Il avait soif de connaissances. Elle cherchait à relancer sa carrière professionnelle. Christian Maudet, trente-six ans, et Mylène Favreau (photo), quarante-quatre ans, sont aujourd´hui respectivement un cadre et une technicienne issus de la formation continue. Après plus de dix années passées à jongler entre cours du soir et du jour, télé-enseignement et révisions sans modération, lui occupe un poste d´ingénieur, expert international pour le groupe Thales (ex-Thomson CSF). Quant à Mylène, récemment diplômée, elle recherche à présent un emploi dans le secteur de la vente, de l´installation ou du dépannage d´ordinateurs.
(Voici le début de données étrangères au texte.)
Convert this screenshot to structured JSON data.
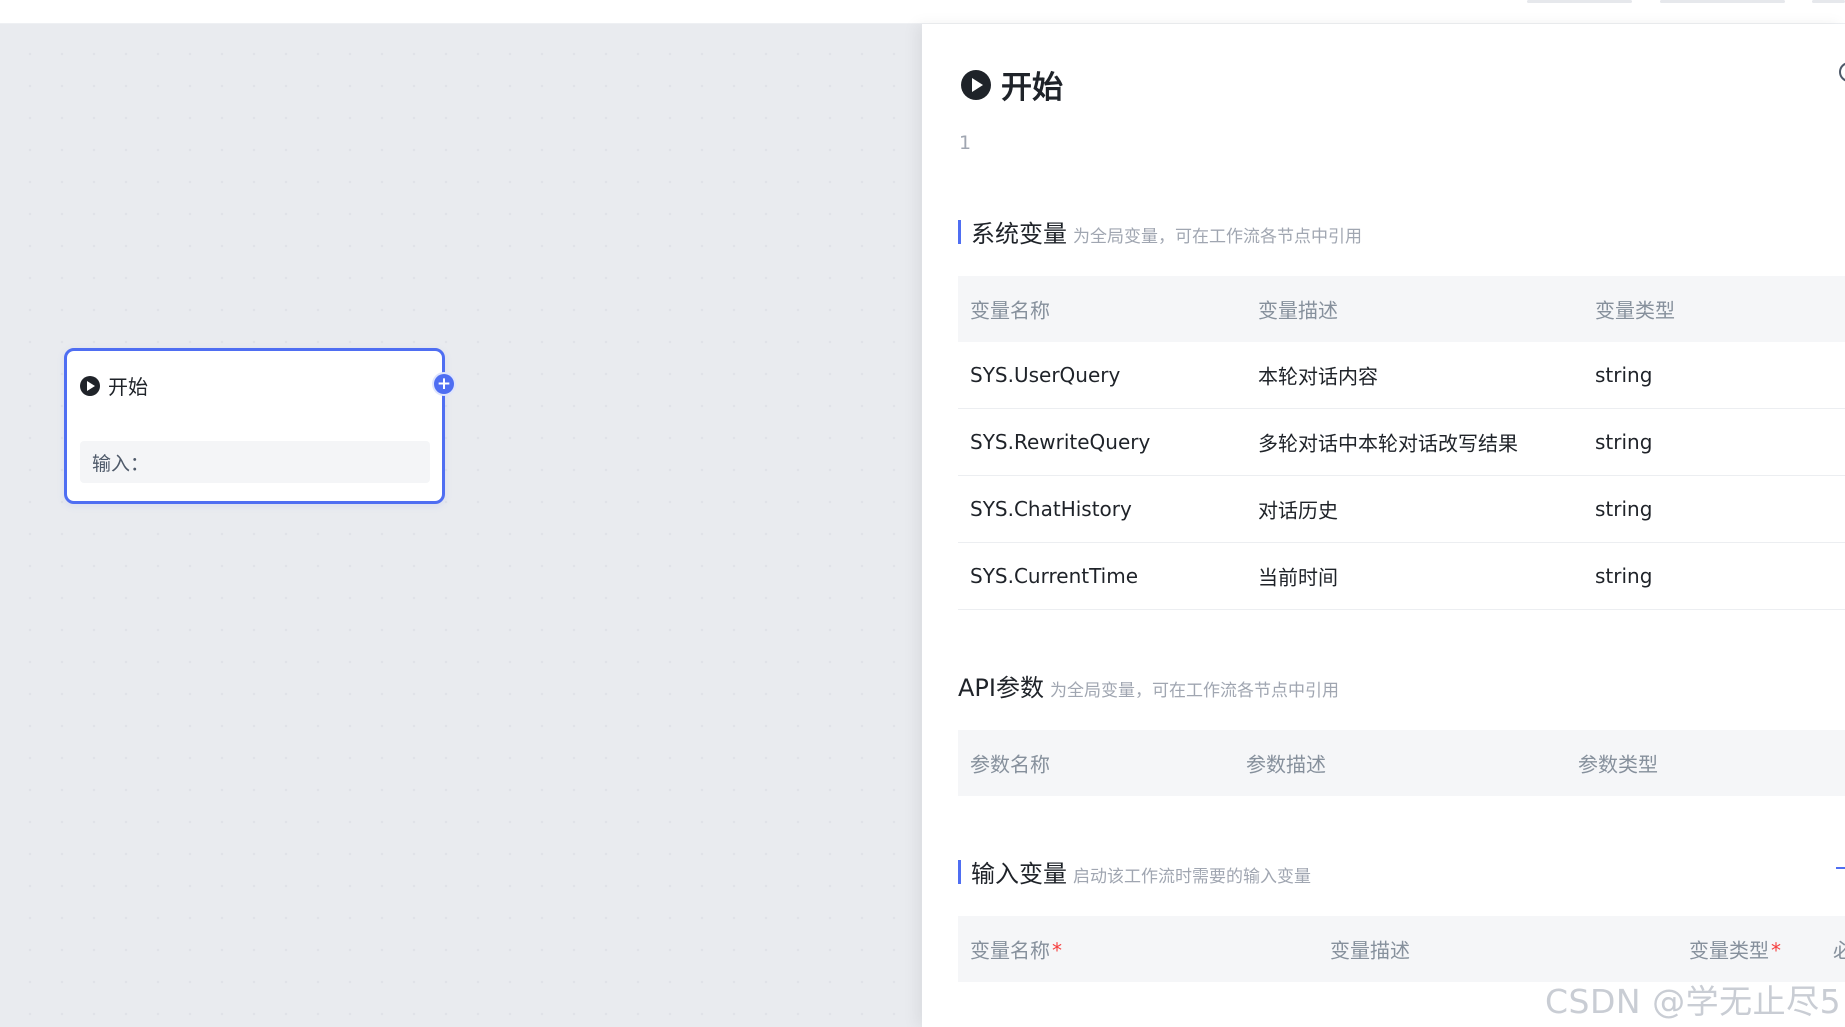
{
  "canvas": {
    "node": {
      "title": "开始",
      "input_label": "输入："
    }
  },
  "panel": {
    "title": "开始",
    "description": "1",
    "system_vars": {
      "title": "系统变量",
      "subtitle": "为全局变量，可在工作流各节点中引用",
      "headers": [
        "变量名称",
        "变量描述",
        "变量类型"
      ],
      "rows": [
        [
          "SYS.UserQuery",
          "本轮对话内容",
          "string"
        ],
        [
          "SYS.RewriteQuery",
          "多轮对话中本轮对话改写结果",
          "string"
        ],
        [
          "SYS.ChatHistory",
          "对话历史",
          "string"
        ],
        [
          "SYS.CurrentTime",
          "当前时间",
          "string"
        ]
      ]
    },
    "api_params": {
      "title": "API参数",
      "subtitle": "为全局变量，可在工作流各节点中引用",
      "headers": [
        "参数名称",
        "参数描述",
        "参数类型"
      ]
    },
    "input_vars": {
      "title": "输入变量",
      "subtitle": "启动该工作流时需要的输入变量",
      "headers": [
        "变量名称",
        "变量描述",
        "变量类型",
        "必"
      ],
      "required_mark": "*"
    }
  },
  "watermark": "CSDN @学无止尽5",
  "colors": {
    "accent": "#4f6ef2",
    "table_header_bg": "#f5f6f8",
    "required": "#f53f3f"
  },
  "icons": {
    "node": "play-circle-icon",
    "add_handle": "plus-circle-icon"
  }
}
Des parcours faits de rebondissements

Tout commence dans le milieu des années 1980. A l´époque, Christian Maudet (photo) enchaîne les petits boulots. C´est un autodidacte. Puis vient une période de chômage, au cours de laquelle l´Agence nationale pour l´emploi lui propose de se remettre sur les rails. "Suite à ma terminale scientifique, je voulais m´orienter vers les Eaux et Forêts", se souvient-il. "Je voulais être garde forestier. Mais n´ayant jamais été encouragé pour faire ce métier, j´ai laissé tomber." Comme pour Christian, le parcours scolaire et le début de carrière de Mylène sont faits de rebondissements. Titulaire d´un baccalauréat de microbiologie, elle travaille quelque temps en laboratoire. Puis met le cap sur la restauration, secteur dans lequel elle reste une dizaine d´années. Avant de donner, pour son propre compte, un nouveau coup de barre vers la couture et le modélisme. "J´ai toujours aimé travailler avec mes mains", précise-t-elle. "La microbiologie, c´est un peu de la cuisine, la couture et le modélisme, du travail artistique et l´informatique, de la mécanique !".

De niveau bac à bac+5

Pendant que Christian Maudet attaque ses premières formations en informatique, Mylène Favreau élève ses enfants. Nous sommes au début des années 90. "Sans aucun goût particulier ni pré-requis pour ça, je me suis d´abord lancé dans l´automatisme et l´informatique industrielle", raconte-t-il. "J´ai donc suivi une formation de onze mois dans ce domaine, à l´AFPA, au terme desquels j´ai obtenu un diplôme de niveau Bac+2." Sitôt cette formation achevée, Christian s´occupe de la conception des cartes électroniques et de la mise en place de la CAO (conception assistée par ordinateur), chez le Thomson de l´époque. Il se passionne pour cette activité. "Là, je me suis découvert une véritable vocation", souligne-t-il. "Je suis allé très vite très loin dans cette spécialité."Au point d´être si performant qu´il envisage rapidement une évolution de carrière dans son entreprise. Mais son diplôme, acquis à l´AFPA, n´étant pas reconnu par son employeur, il doit intégrer le CNAM pour le faire valoir. Commence alors un véritable parcours du combattant. Christian accumule les titres (de niveau Bac+2 à Bac+5 : génie informatique, informatique d´entreprise, chef de projet et ingénieur) et gravit les échelons dans la spécialité électronique de défense. "Bien que mon salaire ait été multiplié par cinq, ce n´est pas seulement cela qui m´a motivé. Il faut autre chose pour vous faire étudier le soir après votre journée de travail, le samedi et le dimanche ou encore la nuit, pendant que votre entourage dort...".

Il y a deux ans, Mylène a également repris une activité. Quelques bribes de bureautique, un bilan de compétences et une formation "préparatoire" de trois mois à l´AFPA, et la voilà, en janvier 2001, parée pour suivre une formation d´assistante technicienne à l´utilisateur. "C´est un cursus très généraliste, de niveau Bac, et d´une durée de 11 mois. Ce qui nous permet de toucher à diverses phases du métier : l´analyse, la détection des pannes, le paramétrage, etc. C´est très intéressant", explique-t-elle, "d´autant que les perspectives d´emploi après ce genre de formation sont favorables. Mais le plus difficile a été pour moi de me remettre à étudier. Maintenant que j´y suis, je me verrais bien continuer un peu. Je me verrais bien formatrice, par exemple."